Ayatollah Khatami further reproached human rights groups for not protesting against the death sentence passed down to Nimr on Wednesday at the Specialized Criminal Court in Riyadh for anti-regime speeches and defending political prisoners.
"Why human rights officials, who criticize death sentences for [convicted] murderers in the Islamic Republic's establishment, have not voiced any protest against this verdict? Isn't it the true meaning of the human rights they are pursuing?" the Ayatollah was quoted as saying.
However, the human rights group Amnesty International released a report on Wednesday saying that the court's verdict "must be immediately quashed", calling it a campaign to stop the cleric from defending the rights of the Shia Muslim community in Saudi Arabia.
"The death sentence against Sheikh Nimr Baqir al-Nimr is part of a campaign by the authorities in Saudi Arabia to crush all dissent, including those defending the rights of the Kingdom's Shi'a Muslim community," the Deputy Director of Amnesty International's Middle East and North Africa Program said in the report.
According to Amnesty International, the Specialized Criminal Court gave Nimr a "deeply flawed" ruling for disobeying the ruler, inciting sectarian strife and encouraging, leading and participating in demonstrations.
The Iranian Deputy Foreign Minister for Arab and African Affairs, Hossein Amir-Abdollahian, also called on the ruling al Saud regime to overturn the verdict, according to Press TV.

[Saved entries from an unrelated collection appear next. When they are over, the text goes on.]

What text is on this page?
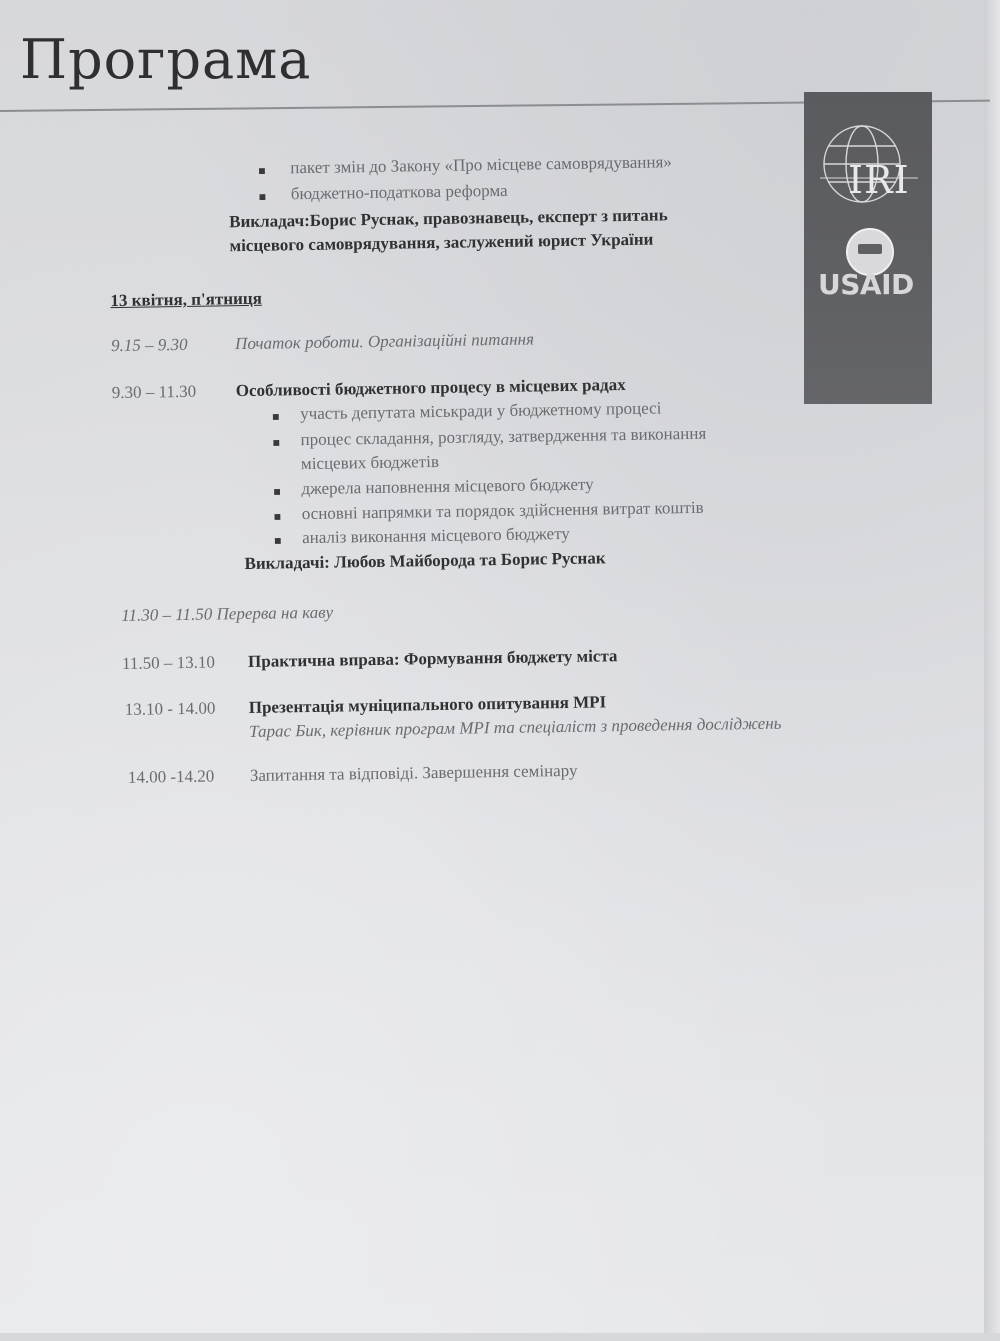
Програма
IRI
USAID
■ пакет змін до Закону «Про місцеве самоврядування»
■ бюджетно-податкова реформа
Викладач:Борис Руснак, правознавець, експерт з питань
місцевого самоврядування, заслужений юрист України
13 квітня, п'ятниця
9.15 – 9.30	Початок роботи. Організаційні питання
9.30 – 11.30 Особливості бюджетного процесу в місцевих радах
■ участь депутата міськради у бюджетному процесі
■ процес складання, розгляду, затвердження та виконання
місцевих бюджетів
■ джерела наповнення місцевого бюджету
■ основні напрямки та порядок здійснення витрат коштів
■ аналіз виконання місцевого бюджету
Викладачі: Любов Майборода та Борис Руснак
11.30 – 11.50 Перерва на каву
11.50 – 13.10 Практична вправа: Формування бюджету міста
13.10 - 14.00 Презентація муніципального опитування МРІ
Тарас Бик, керівник програм МРІ та спеціаліст з проведення досліджень
14.00 -14.20 Запитання та відповіді. Завершення семінару
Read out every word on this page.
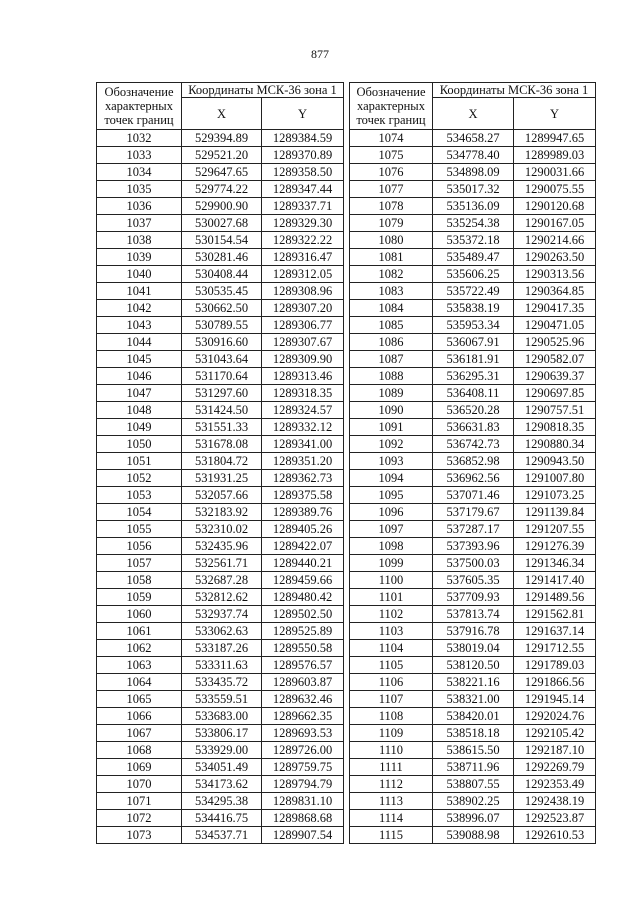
877
Обозначение характерных точек границ	Координаты МСК-36 зона 1			Обозначение характерных точек границ	Координаты МСК-36 зона 1	
	X	Y			X	Y
1032	529394.89	1289384.59		1074	534658.27	1289947.65
1033	529521.20	1289370.89		1075	534778.40	1289989.03
1034	529647.65	1289358.50		1076	534898.09	1290031.66
1035	529774.22	1289347.44		1077	535017.32	1290075.55
1036	529900.90	1289337.71		1078	535136.09	1290120.68
1037	530027.68	1289329.30		1079	535254.38	1290167.05
1038	530154.54	1289322.22		1080	535372.18	1290214.66
1039	530281.46	1289316.47		1081	535489.47	1290263.50
1040	530408.44	1289312.05		1082	535606.25	1290313.56
1041	530535.45	1289308.96		1083	535722.49	1290364.85
1042	530662.50	1289307.20		1084	535838.19	1290417.35
1043	530789.55	1289306.77		1085	535953.34	1290471.05
1044	530916.60	1289307.67		1086	536067.91	1290525.96
1045	531043.64	1289309.90		1087	536181.91	1290582.07
1046	531170.64	1289313.46		1088	536295.31	1290639.37
1047	531297.60	1289318.35		1089	536408.11	1290697.85
1048	531424.50	1289324.57		1090	536520.28	1290757.51
1049	531551.33	1289332.12		1091	536631.83	1290818.35
1050	531678.08	1289341.00		1092	536742.73	1290880.34
1051	531804.72	1289351.20		1093	536852.98	1290943.50
1052	531931.25	1289362.73		1094	536962.56	1291007.80
1053	532057.66	1289375.58		1095	537071.46	1291073.25
1054	532183.92	1289389.76		1096	537179.67	1291139.84
1055	532310.02	1289405.26		1097	537287.17	1291207.55
1056	532435.96	1289422.07		1098	537393.96	1291276.39
1057	532561.71	1289440.21		1099	537500.03	1291346.34
1058	532687.28	1289459.66		1100	537605.35	1291417.40
1059	532812.62	1289480.42		1101	537709.93	1291489.56
1060	532937.74	1289502.50		1102	537813.74	1291562.81
1061	533062.63	1289525.89		1103	537916.78	1291637.14
1062	533187.26	1289550.58		1104	538019.04	1291712.55
1063	533311.63	1289576.57		1105	538120.50	1291789.03
1064	533435.72	1289603.87		1106	538221.16	1291866.56
1065	533559.51	1289632.46		1107	538321.00	1291945.14
1066	533683.00	1289662.35		1108	538420.01	1292024.76
1067	533806.17	1289693.53		1109	538518.18	1292105.42
1068	533929.00	1289726.00		1110	538615.50	1292187.10
1069	534051.49	1289759.75		1111	538711.96	1292269.79
1070	534173.62	1289794.79		1112	538807.55	1292353.49
1071	534295.38	1289831.10		1113	538902.25	1292438.19
1072	534416.75	1289868.68		1114	538996.07	1292523.87
1073	534537.71	1289907.54		1115	539088.98	1292610.53
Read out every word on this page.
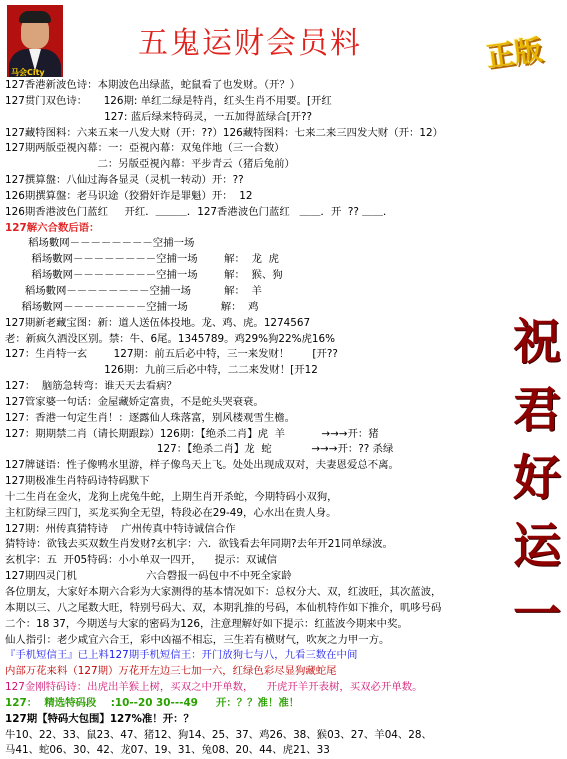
马会City
五鬼运财会员料	正版
祝
君
好
运
一
127香港新波色诗：本期波色出绿蓝，蛇鼠看了也发财。（开？）
127贯门双色诗：     126期: 单红二绿是特肖，红头生肖不用要。[开红
127: 蓝后绿来特码灵，一五加得蓝绿合[开??
127藏特图料：六来五来一八发大财（开：??）126藏特图料：七来二来三四发大财（开：12）
127期两版亞視內幕：一：亞視內幕：双兔伴地（三一合数）
二：另版亞視內幕：平步青云（猪后兔前）
127撰算盤：八仙过海各显灵（灵机一转动）开：??
126期撰算盤：老马识途（狡猾奸诈是罪魁）开：  12
126期香港波色门蓝红     开红．＿＿＿．127香港波色门蓝红   ＿＿．开  ?? ＿＿．
127解六合数后语：
稻场數网－－－－－－－－空捕一场
稻场數网－－－－－－－－空捕一场        解：  龙  虎
稻场數网－－－－－－－－空捕一场        解：  猴、狗
稻场數网－－－－－－－－空捕一场          解：  羊
稻场數网－－－－－－－－空捕一场          解：  鸡
127期新老藏宝图：新：道人送伍体投地。龙、鸡、虎。1274567
老：新疯久酒没区别。禁：牛、6尾。1345789。鸡29%狗22%虎16%
127：生肖特一玄        127期：前五后必中特，三一来发财！       [开??
126期：九前三后必中特，二二来发财！[开12
127：  脑筋急转弯：谁天天去看病？
127管家婆一句话：金屋藏娇定富贵，不是蛇头哭衰衰。
127：香港一句定生肖！：逐露仙人珠落富，别风楼观雪生檐。
127：期期禁二肖（请长期跟踪）126期：【绝杀二肖】虎  羊           →→→开：猪
127：【绝杀二肖】龙  蛇            →→→开：?? 杀绿
127牌谜语：性子像鸭水里游，样子像鸟天上飞。处处出现成双对，夫妻恩爱总不离。
127期极准生肖特码诗特码默下
十二生肖在金火，龙狗上虎兔牛蛇，上期生肖开杀蛇，今期特码小双狗，
主杠防绿三四门，买龙买狗全无望，特段必在29-49，心水出在贵人身。
127期：州传真猜特诗    广州传真中特诗诚信合作
猜特诗：欲钱去买双数生肖发财?玄机字：六．欲钱看去年同期?去年开21同单绿波。
玄机字：五  开05特码：小小单双一四开，    提示：双诚信
127期四灵门机                     六合磬报一码包中不中死全家龄
各位朋友，大家好本期六合彩为大家测得的基本情况如下：总权分大、双，红波旺，其次蓝波，
本期以三、八之尾数大旺，特别号码大、双，本期乳推的号码，本仙机特作如下推介，叽哆号码
二个：18 37，今期送与大家的密码为126，注意理解好如下提示：红蓝波今期来中奖。
仙人指引：老少咸宜六合王，彩中凶福不相忘，三生若有横财气，吹灰之力甲一方。
『手机短信王』已上料127期手机短信王：开门放狗七与八，九看三数在中间
内部万花来料（127期）万花开左边三七加一六，红绿色彩尽显狗藏蛇尾
127金刚特码诗：出虎出羊猴上树，买双之中开单数，    开虎开羊开表树，买双必开单数。
127：  精选特码段    :10--20 30---49     开：？？准！准！
127期【特码大包围】127%准！开：？
牛10、22、33、鼠23、47、猪12、狗14、25、37、鸡26、38、猴03、27、羊04、28、
马41、蛇06、30、42、龙07、19、31、兔08、20、44、虎21、33
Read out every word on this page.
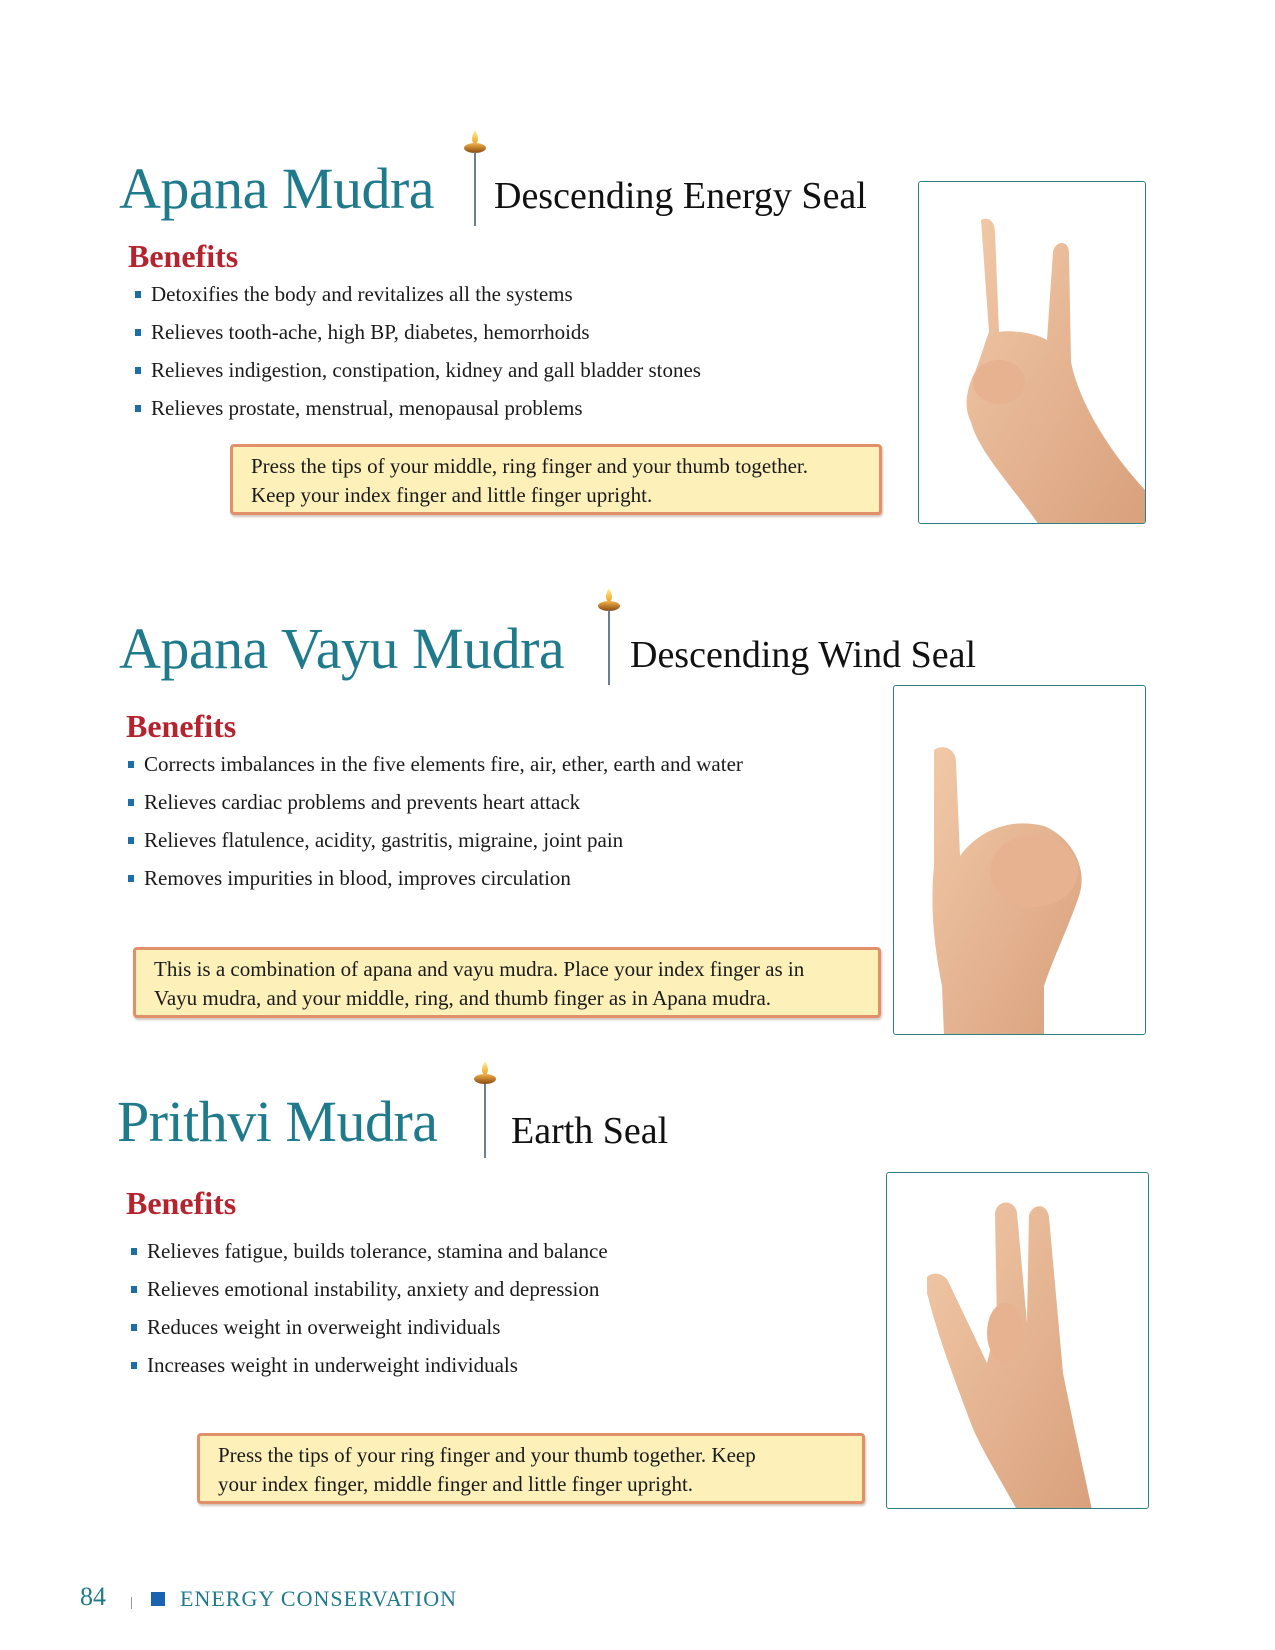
Apana Mudra Descending Energy Seal
Benefits
Detoxifies the body and revitalizes all the systems
Relieves tooth-ache, high BP, diabetes, hemorrhoids
Relieves indigestion, constipation, kidney and gall bladder stones
Relieves prostate, menstrual, menopausal problems
Press the tips of your middle, ring finger and your thumb together.
Keep your index finger and little finger upright.
Apana Vayu Mudra Descending Wind Seal
Benefits
Corrects imbalances in the five elements fire, air, ether, earth and water
Relieves cardiac problems and prevents heart attack
Relieves flatulence, acidity, gastritis, migraine, joint pain
Removes impurities in blood, improves circulation
This is a combination of apana and vayu mudra. Place your index finger as in
Vayu mudra, and your middle, ring, and thumb finger as in Apana mudra.
Prithvi Mudra Earth Seal
Benefits
Relieves fatigue, builds tolerance, stamina and balance
Relieves emotional instability, anxiety and depression
Reduces weight in overweight individuals
Increases weight in underweight individuals
Press the tips of your ring finger and your thumb together. Keep
your index finger, middle finger and little finger upright.
84	ENERGY CONSERVATION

Nimr is a vocal supporter of the anti-government protests which began in the Qatif Region of the oil-rich Eastern Province in 2011, home to a Shia minority, who consider themselves marginalized by the Sunni ruling family. The activist suggested that the province secede from Saudi Arabia and join the Kingdom of Bahrain if Shia rights were not better respected. The cleric's arrest on July 8, 2012, during which he was shot four times in the leg by police, was followed by further unrest and arrests in Qatif.